Shakespearean is at its best when it is dealing with concrete historical matters, chronicling how Shakespeare survived in a treacherous period. Interesting sections on the fortunes of the Earl of Essex and the Gunpowder Plot of 1605 provide an astute look at the ways that the Bard changed as an artist as he grew closer to court power and became a burgher. Still, even some of the volume’s speculation about the past falls short, with potted stuff about Shakespeare’s competition with Christopher Marlowe and the Bard’s reception in America. McCrum is also a bit gullible. He visits the Folger Shakespeare Library in Washington D.C. and accepts what he is told by a higher-up: “… especially in troubled times, members of Congress increase their visits to the Folger — ‘They feel that Shakespeare is somehow part of their story.'” Increase?

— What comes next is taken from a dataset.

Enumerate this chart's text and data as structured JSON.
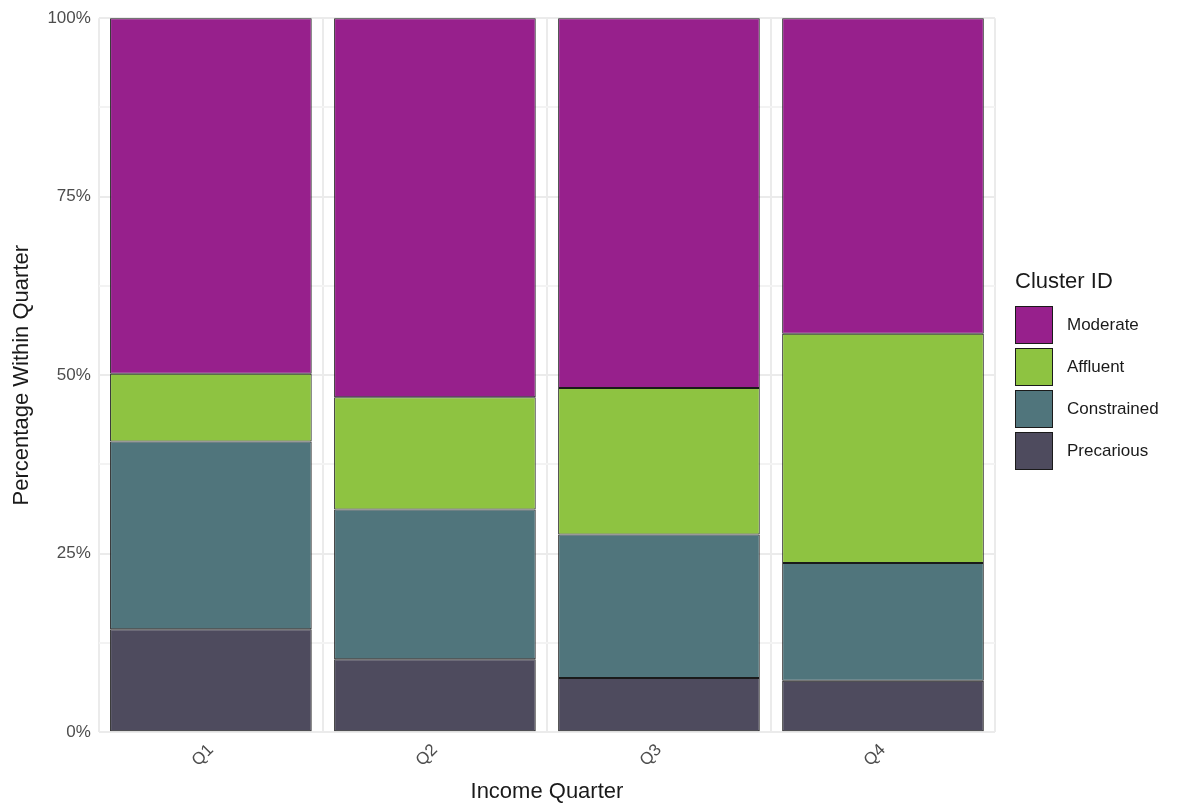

Jim Jordan rolling up his sleeves to think long and hard about the ‘deep state’ as he thumbs through Julius Caesar? I don’t buy it … I want the names of the solons who regularly thumb through the First Folio.

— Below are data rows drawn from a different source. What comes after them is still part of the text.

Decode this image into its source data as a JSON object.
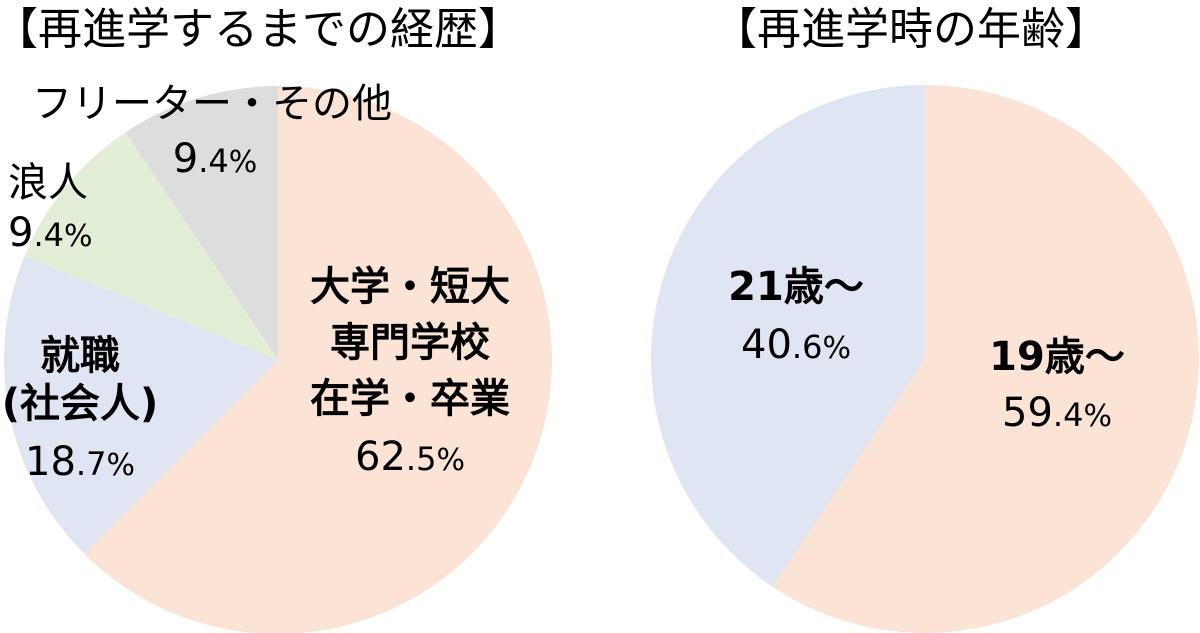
{
  "chart_data": [
    {
      "type": "pie",
      "title": "【再進学するまでの経歴】",
      "start": "12-o'clock",
      "direction": "clockwise",
      "slices": [
        {
          "lines": [
            "大学・短大",
            "専門学校",
            "在学・卒業"
          ],
          "value": 62.5,
          "pct_int": "62",
          "pct_dec": ".5",
          "pct_sign": "%",
          "color": "#fbe3d6",
          "bold": true
        },
        {
          "lines": [
            "就職",
            "(社会人)"
          ],
          "value": 18.7,
          "pct_int": "18",
          "pct_dec": ".7",
          "pct_sign": "%",
          "color": "#e0e5f3",
          "bold": true
        },
        {
          "lines": [
            "浪人"
          ],
          "value": 9.4,
          "pct_int": "9",
          "pct_dec": ".4",
          "pct_sign": "%",
          "color": "#e2efd6",
          "bold": false
        },
        {
          "lines": [
            "フリーター・その他"
          ],
          "value": 9.4,
          "pct_int": "9",
          "pct_dec": ".4",
          "pct_sign": "%",
          "color": "#dddddd",
          "bold": false
        }
      ]
    },
    {
      "type": "pie",
      "title": "【再進学時の年齢】",
      "start": "12-o'clock",
      "direction": "clockwise",
      "slices": [
        {
          "lines": [
            "19歳～"
          ],
          "value": 59.4,
          "pct_int": "59",
          "pct_dec": ".4",
          "pct_sign": "%",
          "color": "#fbe3d6",
          "bold": true
        },
        {
          "lines": [
            "21歳～"
          ],
          "value": 40.6,
          "pct_int": "40",
          "pct_dec": ".6",
          "pct_sign": "%",
          "color": "#e0e5f3",
          "bold": true
        }
      ]
    }
  ]
}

McCrum tells us that he is a member of a long-standing Shakespeare lovers club, all-male until recently. Is it any surprise that the group’s favorite directors are all men (Deborah Warner anyone? Her 1989 RSC staging of Titus Andronicus was terrific.) As for the guys’ critical smarts, I have my reservations. At one point, we hear that the crew was struck agog when it heard Derek Jacobi’s King Lear whisper the line “Blow, winds, and crack your cheeks! Rage, blow! You cataracts and hurricanoes, spout.” Of course, cutting against audience expectations is a venerable actor’s trick — Laurence Olivier was a master at lowering the volume so audiences were forced to lean in. It is a valuable lesson about modulation that those who think they must celebrate Shakespeare by cracking their cheeks would do well to heed.

Bill Marx is the Editor-in-Chief of the Arts Fuse. For just about four decades, he has written about arts and culture for print, broadcast, and online. He has regularly reviewed theater for National Public Radio Station WBUR and the Boston Globe. He created and edited WBUR Online Arts, a cultural webzine that in 2004 won an Online Journalism Award for Specialty Journalism. In 2007 he created the Arts Fuse, an online magazine dedicated to covering arts and culture in Boston and throughout New England.

1 Comment

  1. Bill Marx, Editor of The Arts Fuse on September 17, 2021 at 6:40 pm

    Just finished reading much better book on the qualities that make Shakespeare … Shakespeare. I would highly recommend Emma Smith’s This is Shakespeare (Pantheon Books, 2019). Her Bard is no “Merrie Ole England” saint or transcendent inventor of the human. This is an at times wobbly dramatist whose “plays are constitutionally incomplete .. their gappiness and their ambiguities produce creative readings. These radical uncertainties function as dramatic and intellectual cues to readers, playgoers and theatre-makers … Shakespeare’s characters, plots and unanswered questions provide space for us to think, interrogate and experience different potential outcomes. Shakespeare’s plays aren’t monuments to revere, or puzzles to resolve. They are partial, shifting, unstable survivals from a very different world which have the extraordinary ability to ventriloquize and stimulate our current concerns.” The Shakespeare we see reflects the Bard that we want.

    Each of the academic’s 20 chapters (Smith is a professor of Shakespeare Studies at Oxford University) takes up a play, and there are some fascinating speculations here, particularly her discussion of the fear of incest in The Winter’s Tale and a surprisingly revelatory examination of the death of Cinna the poet in Julius Caesar. This is a scene that is often cut in performance. It shouldn’t be.

    Smith is good at calling out instances of misogyny (Lady Macbeth), racism (Portia), and colonialism (Prospero). But why no mention of anti-semitism in her look at Merchant of Venice? Overall, though, this is a readable, fresh look at the plays that leaves you wanting more. For example, there’s no chapter on Timon of Athens, though Smith refers (tantalizingly) to its “satiric anti-heroism.” I yearn for This is Shakespeare II.